Having worked for 15 years as president of Foreign Language Teaching and Research Press, two years as vice-president and Party secretary of China Publishing Group, and another one year as president of Higher Education Press, the veteran publisher says he remains as motivated as ever about steering the country's biggest publishing group.
According to Li, the major areas of focus for the group in the future are educational publishing, digital publishing, and its going-global campaign. It hopes to establish an overseas branch in the first half of 2011, with a prestigious international publisher in charge.
Li spent his early years in Huanghua, a small county in Hebei province, where Lin Chong, hero of Outlaws of the Marsh, was exiled. Growing up drinking salty water, Li says he thought tap water had sugar in it, when he joined the army in Beijing at 19.
"But country life has made me fearless of hardships," he says.
After serving for four years in the army, Li was admitted into what is now Beijing Foreign Studies University, and majored in English.
Li, whose exposure to English came when he was 23, was determined to catch up with his classmates, many of whom were able to read English magazines. His method was to learn New Concept English - the English language textbook by British linguist L.G. Alexander (1932-2002) - by rote.
He didn't know back then that the popular textbook, first published in 1967, would mark a milestone in his later career.

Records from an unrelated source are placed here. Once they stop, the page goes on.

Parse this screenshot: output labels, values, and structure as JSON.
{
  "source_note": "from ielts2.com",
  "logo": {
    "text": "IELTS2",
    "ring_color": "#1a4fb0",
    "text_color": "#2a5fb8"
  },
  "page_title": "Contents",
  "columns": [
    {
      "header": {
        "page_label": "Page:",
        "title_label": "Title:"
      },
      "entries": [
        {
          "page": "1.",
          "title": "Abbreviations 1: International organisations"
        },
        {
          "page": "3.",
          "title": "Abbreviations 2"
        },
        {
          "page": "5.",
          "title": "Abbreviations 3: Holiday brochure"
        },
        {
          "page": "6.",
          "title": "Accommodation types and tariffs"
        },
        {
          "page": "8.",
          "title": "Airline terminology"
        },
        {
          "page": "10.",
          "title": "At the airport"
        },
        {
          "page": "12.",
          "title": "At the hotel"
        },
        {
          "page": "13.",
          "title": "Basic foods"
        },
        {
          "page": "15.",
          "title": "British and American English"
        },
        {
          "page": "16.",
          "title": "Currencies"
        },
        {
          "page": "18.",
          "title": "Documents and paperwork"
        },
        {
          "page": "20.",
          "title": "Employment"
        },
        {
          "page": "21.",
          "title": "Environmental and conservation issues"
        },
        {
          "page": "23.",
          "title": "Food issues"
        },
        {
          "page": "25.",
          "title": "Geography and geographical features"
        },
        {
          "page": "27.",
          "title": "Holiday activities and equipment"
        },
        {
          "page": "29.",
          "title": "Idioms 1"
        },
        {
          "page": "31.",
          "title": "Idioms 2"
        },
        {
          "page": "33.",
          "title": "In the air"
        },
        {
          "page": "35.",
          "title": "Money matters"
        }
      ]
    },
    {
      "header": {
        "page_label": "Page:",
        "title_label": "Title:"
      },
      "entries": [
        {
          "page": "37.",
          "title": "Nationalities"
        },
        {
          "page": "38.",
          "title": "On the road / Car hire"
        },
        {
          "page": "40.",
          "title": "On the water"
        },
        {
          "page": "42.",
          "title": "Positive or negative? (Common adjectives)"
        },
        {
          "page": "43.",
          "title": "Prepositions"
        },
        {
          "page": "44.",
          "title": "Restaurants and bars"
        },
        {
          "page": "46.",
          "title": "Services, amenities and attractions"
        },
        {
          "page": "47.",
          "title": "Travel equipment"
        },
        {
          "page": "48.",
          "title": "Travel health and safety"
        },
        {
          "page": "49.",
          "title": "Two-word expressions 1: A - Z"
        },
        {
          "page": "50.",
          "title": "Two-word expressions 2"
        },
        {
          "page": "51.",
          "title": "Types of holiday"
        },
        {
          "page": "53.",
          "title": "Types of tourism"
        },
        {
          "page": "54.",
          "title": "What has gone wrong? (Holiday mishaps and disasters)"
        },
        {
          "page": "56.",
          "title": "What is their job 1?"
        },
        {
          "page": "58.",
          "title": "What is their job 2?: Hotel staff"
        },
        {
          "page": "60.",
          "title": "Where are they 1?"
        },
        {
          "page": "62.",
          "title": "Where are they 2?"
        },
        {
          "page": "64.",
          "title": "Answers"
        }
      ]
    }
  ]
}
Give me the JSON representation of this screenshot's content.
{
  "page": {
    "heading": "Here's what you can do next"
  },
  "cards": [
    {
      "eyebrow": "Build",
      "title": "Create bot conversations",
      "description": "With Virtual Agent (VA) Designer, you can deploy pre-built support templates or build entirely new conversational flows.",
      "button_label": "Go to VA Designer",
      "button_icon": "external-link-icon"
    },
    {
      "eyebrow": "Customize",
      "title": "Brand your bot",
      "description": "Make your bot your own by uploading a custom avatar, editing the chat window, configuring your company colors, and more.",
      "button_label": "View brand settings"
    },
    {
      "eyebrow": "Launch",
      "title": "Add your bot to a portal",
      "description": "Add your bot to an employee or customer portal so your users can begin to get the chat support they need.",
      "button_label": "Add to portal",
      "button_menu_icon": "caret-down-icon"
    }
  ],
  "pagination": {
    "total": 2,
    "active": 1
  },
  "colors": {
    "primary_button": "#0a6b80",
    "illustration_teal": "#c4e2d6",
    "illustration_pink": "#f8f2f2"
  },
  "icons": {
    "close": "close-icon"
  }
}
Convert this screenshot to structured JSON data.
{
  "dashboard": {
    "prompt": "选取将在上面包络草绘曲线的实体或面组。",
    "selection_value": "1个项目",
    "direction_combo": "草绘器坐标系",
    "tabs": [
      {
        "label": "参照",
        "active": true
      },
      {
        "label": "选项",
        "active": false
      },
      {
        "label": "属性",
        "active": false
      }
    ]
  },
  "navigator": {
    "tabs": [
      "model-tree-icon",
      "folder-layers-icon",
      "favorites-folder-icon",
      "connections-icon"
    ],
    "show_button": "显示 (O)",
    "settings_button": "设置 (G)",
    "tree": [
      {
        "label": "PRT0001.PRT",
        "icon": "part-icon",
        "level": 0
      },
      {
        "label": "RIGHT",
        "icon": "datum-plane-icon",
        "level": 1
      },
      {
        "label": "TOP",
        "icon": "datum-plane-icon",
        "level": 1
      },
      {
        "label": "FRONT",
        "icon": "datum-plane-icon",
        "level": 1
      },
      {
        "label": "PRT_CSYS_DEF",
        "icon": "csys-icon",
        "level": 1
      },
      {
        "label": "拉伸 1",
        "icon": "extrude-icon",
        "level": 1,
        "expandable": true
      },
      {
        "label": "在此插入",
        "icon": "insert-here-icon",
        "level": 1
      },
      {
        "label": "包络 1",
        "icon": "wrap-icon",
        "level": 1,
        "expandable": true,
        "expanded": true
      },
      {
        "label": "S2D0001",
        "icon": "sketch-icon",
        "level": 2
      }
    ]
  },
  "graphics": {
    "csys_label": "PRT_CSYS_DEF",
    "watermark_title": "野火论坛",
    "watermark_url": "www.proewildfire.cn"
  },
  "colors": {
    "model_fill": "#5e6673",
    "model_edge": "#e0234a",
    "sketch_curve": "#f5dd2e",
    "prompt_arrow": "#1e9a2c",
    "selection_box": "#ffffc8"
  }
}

Upon graduation, he was assigned to work at Foreign Language Teaching and Research Press, the then start-up publishing house affiliated to Beijing Foreign Studies University. In the 27 years he worked there, especially the 15 years at its helm, its business prospered and profits soared.
Li was not called a workaholic for nothing. When the International Convention Center of Foreign Language Teaching and Research Press was under construction in 2004, he lived at the construction site and worked sometimes from 6:30 am until 3 am the next morning. Many remember his familiar figure in a red safety helmet, bulging overcoat and mud-stained Khaki pants.
A Peking Opera fan, he once practiced a whole month for a 3-minute aria. He cannot help but sing it out loud, hand tapping his lap, during his interview with China Daily.
His eyes turn misty, however, when he talks about how linguist Xu Guozhang (1915-1994) entrusted to him Xu Guozhang English - a series of hugely popular English textbooks he compiled in the 1960s to satisfy the soaring demand for English learning - and how they helped open up a new chapter for Foreign Language Teaching and Research Press.
Li becomes even more emotional as he recounts how he introduced New Concept English to China, legally.
Before China acceded to the Universal Copyright Convention, there were different editions of the textbook circulating in the market. Li tried to approach Longman, the original publisher, to import its copyright. But the proposal was turned down.
Li changed his tactics and turned to L. G. Alexander, inviting him on a speaking tour to China. When the linguist gave his lecture at Beijing Foreign Studies University, 1,500 students crammed into the 1,000-seat auditorium. After the lecture, Alexander was almost inundated by students who surged forward to ask for his autograph.
Li took the opportunity to propose the idea of publishing a revised edition, which finally materialized in 1997.
"It had been 20 years since I first read the book in 1977, but I felt the same excitement," he says.
"Publishing is my lifelong pursuit," Li says. "If there were an afterlife, I would be a publisher there too."